Faith started to drive people apart? Religion has always divided people - there has never been a religion which has not excluded some people and insisted that some beliefs or practices were better than others. Barack Obama is, in fact, engaging in exactly the same sort of division which he decries. When he says that others who disagree with his personal theology are not reading the same "version" of the Bible as he, then he's little different from the leaders of the Christian Right who have expressed much the same attitude: Christians who adopt the wrong political positions aren't following genuine Christianity in the first place.
Barack Obama's behavior here is pure politics: he decries certain tactics while using precisely those tactics in order to make himself appear superior to the people whom he emulates. This tactic plays an important role in the ability of religious extremists to move towards violence on behalf of their religious ideology. Once moderates and liberals are excluded from being members of the "true faith," it's much easier to justify violence towards them. Barack Obama and other liberals shouldn't want to come anywhere even close to that sort of attitude.
Barack Obama went on to say:
I think we make a mistake when we fail to acknowledge the power of faith in the lives of the American people.
Well, I don't know of anyone who denies how powerful faith is, but I do know that people like Barack Obama consistently fail to acknowledge just how harmful that power can be. Jews, atheists, Muslims, and even some Christians have experienced harassment, abuse, and even violence from Christians for daring to stand up and challenge traditional religious practices in government contexts. This is faith-based terrorism, pure and simple, because fear is used to achieve political goals for the sake of religious agendas.

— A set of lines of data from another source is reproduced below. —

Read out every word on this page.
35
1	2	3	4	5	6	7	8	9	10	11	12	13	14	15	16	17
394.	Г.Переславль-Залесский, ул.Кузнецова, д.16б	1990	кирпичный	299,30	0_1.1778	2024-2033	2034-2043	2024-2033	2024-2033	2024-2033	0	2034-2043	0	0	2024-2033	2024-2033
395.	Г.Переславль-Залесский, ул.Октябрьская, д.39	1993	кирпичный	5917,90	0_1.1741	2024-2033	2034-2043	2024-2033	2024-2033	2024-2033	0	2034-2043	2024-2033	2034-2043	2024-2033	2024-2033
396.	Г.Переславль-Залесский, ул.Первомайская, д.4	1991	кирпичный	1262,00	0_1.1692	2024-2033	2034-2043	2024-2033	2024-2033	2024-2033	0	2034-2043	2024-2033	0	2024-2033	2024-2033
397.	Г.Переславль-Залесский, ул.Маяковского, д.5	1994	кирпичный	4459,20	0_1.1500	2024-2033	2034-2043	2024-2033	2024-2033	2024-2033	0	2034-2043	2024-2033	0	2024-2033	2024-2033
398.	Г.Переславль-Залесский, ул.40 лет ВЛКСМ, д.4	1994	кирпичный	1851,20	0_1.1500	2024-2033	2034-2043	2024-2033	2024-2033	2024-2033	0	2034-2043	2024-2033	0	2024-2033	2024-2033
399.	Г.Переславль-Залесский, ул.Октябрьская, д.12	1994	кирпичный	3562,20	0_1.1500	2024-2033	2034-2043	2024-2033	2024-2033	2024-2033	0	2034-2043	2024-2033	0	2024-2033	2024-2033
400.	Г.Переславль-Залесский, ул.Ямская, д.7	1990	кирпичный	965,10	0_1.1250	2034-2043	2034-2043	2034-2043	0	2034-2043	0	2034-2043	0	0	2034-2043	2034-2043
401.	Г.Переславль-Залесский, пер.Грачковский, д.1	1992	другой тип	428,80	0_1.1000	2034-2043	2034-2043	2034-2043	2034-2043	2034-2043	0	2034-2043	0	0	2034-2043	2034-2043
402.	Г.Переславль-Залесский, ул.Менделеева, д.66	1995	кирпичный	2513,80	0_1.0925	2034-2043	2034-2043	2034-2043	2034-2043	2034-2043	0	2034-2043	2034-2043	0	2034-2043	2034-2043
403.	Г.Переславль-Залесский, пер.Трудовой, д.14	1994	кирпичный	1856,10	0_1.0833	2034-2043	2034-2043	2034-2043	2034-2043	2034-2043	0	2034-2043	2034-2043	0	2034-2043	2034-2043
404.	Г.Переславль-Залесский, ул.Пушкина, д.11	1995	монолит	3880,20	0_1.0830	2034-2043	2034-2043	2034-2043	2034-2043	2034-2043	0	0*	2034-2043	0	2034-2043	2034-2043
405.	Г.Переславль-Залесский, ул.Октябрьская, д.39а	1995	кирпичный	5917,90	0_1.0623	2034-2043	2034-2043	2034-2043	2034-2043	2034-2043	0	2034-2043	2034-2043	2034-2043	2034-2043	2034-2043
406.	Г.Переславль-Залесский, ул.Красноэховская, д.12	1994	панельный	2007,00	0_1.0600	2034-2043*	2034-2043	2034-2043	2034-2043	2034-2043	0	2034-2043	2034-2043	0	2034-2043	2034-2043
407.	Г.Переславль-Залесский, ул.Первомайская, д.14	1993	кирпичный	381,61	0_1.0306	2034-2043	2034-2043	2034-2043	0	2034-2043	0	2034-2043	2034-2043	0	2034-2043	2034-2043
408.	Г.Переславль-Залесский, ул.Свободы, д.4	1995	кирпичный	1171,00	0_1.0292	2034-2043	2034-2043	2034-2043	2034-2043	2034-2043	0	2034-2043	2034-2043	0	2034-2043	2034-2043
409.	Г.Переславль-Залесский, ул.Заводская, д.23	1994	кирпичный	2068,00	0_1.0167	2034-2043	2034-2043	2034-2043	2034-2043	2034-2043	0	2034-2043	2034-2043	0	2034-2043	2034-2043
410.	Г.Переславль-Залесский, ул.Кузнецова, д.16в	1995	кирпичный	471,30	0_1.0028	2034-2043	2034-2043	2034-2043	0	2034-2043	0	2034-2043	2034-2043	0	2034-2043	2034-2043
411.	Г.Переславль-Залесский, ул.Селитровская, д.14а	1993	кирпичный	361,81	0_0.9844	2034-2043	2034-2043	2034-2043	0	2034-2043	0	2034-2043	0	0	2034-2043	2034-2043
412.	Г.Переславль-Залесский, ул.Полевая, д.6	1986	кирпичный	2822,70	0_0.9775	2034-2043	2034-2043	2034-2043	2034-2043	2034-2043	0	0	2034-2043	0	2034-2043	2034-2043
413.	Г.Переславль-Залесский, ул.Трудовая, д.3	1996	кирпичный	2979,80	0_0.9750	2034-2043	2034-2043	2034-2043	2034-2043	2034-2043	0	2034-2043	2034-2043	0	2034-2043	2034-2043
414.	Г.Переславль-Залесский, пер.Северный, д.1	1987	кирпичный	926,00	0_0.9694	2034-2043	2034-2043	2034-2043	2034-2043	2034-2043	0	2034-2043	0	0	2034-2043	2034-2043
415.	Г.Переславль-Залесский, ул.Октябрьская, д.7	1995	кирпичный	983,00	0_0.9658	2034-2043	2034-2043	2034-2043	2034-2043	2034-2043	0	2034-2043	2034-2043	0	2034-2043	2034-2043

Not every Christian agrees with such behavior, obviously. I'm sure that Barack Obama would condemn them in half a second — but it's not enough to simply condemn them when they come up. It's also necessary to refuse to be complicit in creating the conditions that allow such incidents to happen. That, however, is just what people like Barack Obama do when they encourage the ability of the majority to have their religious beliefs endorsed or supported by the government — even in ostensibly "voluntary" rituals.